The most likely cause is your infeed fence is not parallel to your outfeed fence. Unplug your router and hold a good straight edge on the outfeed fence so it extends along the infeed fence. The gap must be even along the infeed fence, if not, place shims behind it until it is. That should solve your problem.


----------



## kp91 (Sep 10, 2004)

Skinner,

Snipe can be a pain. One solution is to cut the boards 'longer' and then trim off the damaged ends. Another solution, is to carefully re position your hands as you are feeding the stock, so that towards the end of the cut you are maintaining pressure on the outfeed side. Just be mindful of where the bit is (a guard is a good idea) when you put your hand fwd of the bit.


----------



## Joe Lyddon (Sep 11, 2004)

skinner,



*W e l c o m e . . A b o a r d !!​*
Do you have relatives in Chico, CA by any chance? Do you know a David Skinner?

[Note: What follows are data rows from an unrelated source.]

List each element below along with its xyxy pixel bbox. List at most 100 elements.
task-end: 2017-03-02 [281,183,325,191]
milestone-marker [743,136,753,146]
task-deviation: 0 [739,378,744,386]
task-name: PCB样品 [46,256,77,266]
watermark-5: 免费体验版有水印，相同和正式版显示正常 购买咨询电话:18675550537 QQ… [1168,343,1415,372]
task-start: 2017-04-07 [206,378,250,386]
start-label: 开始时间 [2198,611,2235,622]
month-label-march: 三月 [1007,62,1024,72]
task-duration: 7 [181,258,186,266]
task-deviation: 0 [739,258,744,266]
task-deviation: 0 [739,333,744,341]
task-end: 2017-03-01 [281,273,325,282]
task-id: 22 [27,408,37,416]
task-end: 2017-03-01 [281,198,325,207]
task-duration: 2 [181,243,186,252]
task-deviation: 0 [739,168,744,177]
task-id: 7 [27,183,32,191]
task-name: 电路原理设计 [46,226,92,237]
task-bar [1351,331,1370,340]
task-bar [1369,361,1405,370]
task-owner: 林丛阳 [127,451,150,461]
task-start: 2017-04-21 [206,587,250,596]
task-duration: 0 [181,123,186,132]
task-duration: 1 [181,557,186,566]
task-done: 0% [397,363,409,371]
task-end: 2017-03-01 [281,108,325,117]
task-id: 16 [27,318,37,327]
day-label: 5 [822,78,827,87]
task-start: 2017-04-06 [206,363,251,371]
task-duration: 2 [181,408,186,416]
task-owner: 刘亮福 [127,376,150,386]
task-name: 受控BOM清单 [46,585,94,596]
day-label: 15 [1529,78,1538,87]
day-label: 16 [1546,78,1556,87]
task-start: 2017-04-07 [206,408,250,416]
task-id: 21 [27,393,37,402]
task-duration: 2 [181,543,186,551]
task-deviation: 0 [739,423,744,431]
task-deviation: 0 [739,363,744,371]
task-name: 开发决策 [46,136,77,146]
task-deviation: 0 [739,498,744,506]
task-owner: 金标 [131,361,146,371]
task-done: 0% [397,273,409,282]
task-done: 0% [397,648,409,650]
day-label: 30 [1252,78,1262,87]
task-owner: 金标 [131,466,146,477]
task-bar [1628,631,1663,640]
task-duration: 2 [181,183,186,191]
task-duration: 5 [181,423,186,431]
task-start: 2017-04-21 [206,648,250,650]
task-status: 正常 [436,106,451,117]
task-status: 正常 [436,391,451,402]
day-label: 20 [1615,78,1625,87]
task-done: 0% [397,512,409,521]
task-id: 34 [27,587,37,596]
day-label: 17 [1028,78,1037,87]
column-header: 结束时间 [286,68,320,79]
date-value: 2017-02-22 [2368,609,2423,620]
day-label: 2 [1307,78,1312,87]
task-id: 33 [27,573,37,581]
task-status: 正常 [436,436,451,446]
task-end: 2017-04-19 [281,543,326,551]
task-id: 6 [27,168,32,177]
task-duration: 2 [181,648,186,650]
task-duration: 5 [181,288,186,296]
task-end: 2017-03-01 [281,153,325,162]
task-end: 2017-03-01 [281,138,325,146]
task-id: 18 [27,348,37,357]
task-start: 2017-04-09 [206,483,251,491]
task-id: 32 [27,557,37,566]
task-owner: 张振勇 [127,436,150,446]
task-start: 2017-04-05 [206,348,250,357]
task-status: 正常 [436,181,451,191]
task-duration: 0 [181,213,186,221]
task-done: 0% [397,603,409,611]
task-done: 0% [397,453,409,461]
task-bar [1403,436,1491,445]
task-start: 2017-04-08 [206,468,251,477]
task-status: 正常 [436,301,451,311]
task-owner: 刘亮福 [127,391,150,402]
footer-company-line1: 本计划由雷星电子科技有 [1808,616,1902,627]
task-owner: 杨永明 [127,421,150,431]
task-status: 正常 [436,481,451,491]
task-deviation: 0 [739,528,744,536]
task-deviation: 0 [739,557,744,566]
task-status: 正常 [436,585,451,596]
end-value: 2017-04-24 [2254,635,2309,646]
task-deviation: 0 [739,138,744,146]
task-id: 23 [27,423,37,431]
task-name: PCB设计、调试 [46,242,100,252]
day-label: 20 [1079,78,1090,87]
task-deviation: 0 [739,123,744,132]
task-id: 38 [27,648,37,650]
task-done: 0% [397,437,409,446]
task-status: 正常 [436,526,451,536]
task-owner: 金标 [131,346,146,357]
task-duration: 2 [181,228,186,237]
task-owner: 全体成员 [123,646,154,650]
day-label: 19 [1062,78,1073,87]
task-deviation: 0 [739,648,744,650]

Yes, they key to joining is to put control onto the OUTPUT section ASAP after starting... and away from the INPUT side.

Besides both sides of the fence must be parallel, the OUTPUT fence wants to be slightly (1/32" or so) closer to you than the INPUT side... in that it gets cut first against the input fence and the output merely wants to accurately support the wood as it comes out of the cutting stage... So, it's important to keep more pressure against the output fence as possible during the cut...

If you put any pressure on the input side especially toward the end of the cut, it will cut deeper than you want.

I would rather make two cuts at 1/32" than one cut at 1/16"... but that's just me...

Good luck.


----------



## oldnewbie (Sep 18, 2006)

Hey Joe, thanks for the tip. I've been having the same problem, but you've made it clear what I was doing wrong. Gotta try that in the am. 

Neal


----------



## bobj3 (Jan 17, 2006)

Hi Joe

Can you take a picture/snapshot of how you set that up on your router table.

I know how I do it but I would sure like to see how you have it setup on your table, do you use a offset fence or what ,with a split type fence ?????????

Plus how and what to you use for the 32nd. offset (setting it up)

THANKS


Bj )

===========





Joe Lyddon said:


> skinner,
> 
> 
> 
> ...


----------



## Router is still my name (May 3, 2006)

http://www.woodshopdemos.com/rtrplnr.htm


----------



## skinner (Dec 9, 2006)

*router problems*

thanks for the replies, will try what you suggest.


----------



## harrysin (Jan 15, 2007)

"I would rather make two cuts at 1/32" than one cut at 1/16"... but that's just me..."

I can assure you that it isn't just you Joe!


----------



## AxlMyk (Jun 13, 2006)

Looks like I'm going to need an 8' level to do it right..


----------